Eighteen masterpieces by Cezanne, the French painter whose brush strokes inspired the likes of Matisse and Picasso, go on display this Saturday at the Art Gallery of Hamilton (AGH) as part of the exhibit The World is An Apple: The Still Lifes of Paul Cezanne.
AGH curator Benedict Leca organized the show, which premiered at Philadelphia’s prestigious Barnes Foundation this past June. The exhibit marks just the second time these works — loaned from international galleries and collectors, dating from the mid- to late-1800s and worth an undisclosed but enormous sum of money — have hung in the same room.
Today, the paintings in gilded frames are must-haves for the world’s top art museums and line the pages of art history texts. But, Leca said, it’s important to remember these were “radical paintings” when Cezanne first showed them in major venues in Paris.
"Critics said 'This guy’s crazy. He’s clearly deranged. Call the police, we’ve got a psycho on our hands'," Leca said.
Obviously, Leca — who has studied Cezanne (1839-1906) extensively — disagrees.
"This is like poetry," he said, as he excitedly criss-crossed the room from one painting to another.
"He’s making imaginative leaps and he wants you to join him."
So, how do you do that? How do you get the most out of going to this exhibit? Leca has a few suggestions.
Look at every mark
Cezanne is "the ultimate painter’s painter," Leca said, and he leaves plenty of hints about how he does his work. While some paintings may appear unfinished at the edges, they're absolutely not. It's a clue, Leca said, to look closer.
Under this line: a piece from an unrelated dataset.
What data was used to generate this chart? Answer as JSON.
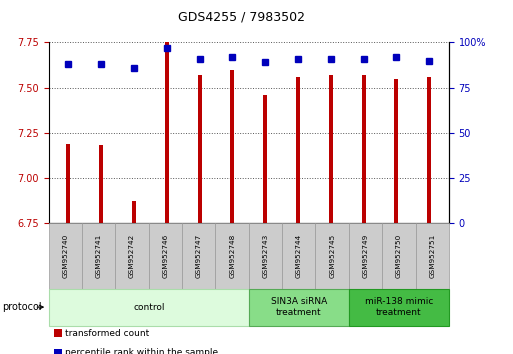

"It’s essentially a self-portrait. It draws attention to his painting. His technique."
It’s more than an apple
As the exhibit’s title suggests, the humble apple is the star of the show, with some skulls and flowers on display, too. But Cezanne isn’t just painting the objects, he’s also crafting abstract landscapes within his still life paintings, and playing with colours and shapes.
“He’s operating on so many different levels,” Leca said.
“This guy authorizes imaginative leaps. He does all sorts of crazy stuff.”
Leca recommends looking closely at how Cezanne builds up his oil paintings — particularly of interest are where objects meet the atmosphere around them — and let your imagination run wild from there.
Break the rules
When Cezanne, who lived and worked in Aix-en-Provence, showed his work in Paris he wanted it to be a "stick in the eye" of the city’s critics, Leca said.
Compare his works to some other paintings from the time (a few are placed on an adjacent wall to make it easy) and see the painter’s rebellious streak.
While it's not essential to enjoying the show, it is fun to think that some of the painter’s most scorned work of the time sells for tens of millions of dollars today. His painting The Card Players was bought by Qatar’s royal family in 2011 for an undisclosed sum believed to be well over $250 million, making it the most expensive painting ever sold at auction.
Leca didn’t get into specifics, but said some high-tech security will be in place during the exhibition. He said he's hoping more than 50,000 people will visit the show during its run at the AGH.
"This is one of the most famous Cezanne’s in the world," Leca gushed, as he stared toward one of the painter's uniquely rendered skulls. Then, almost to himself, "I can’t believe they loaned it to me."
The show goes until Feb. 8, 2015 and admission is $10. That also gets you into the rest of the AGH’s exhibits, including another new exhibition featuring the work of several prominent local artists.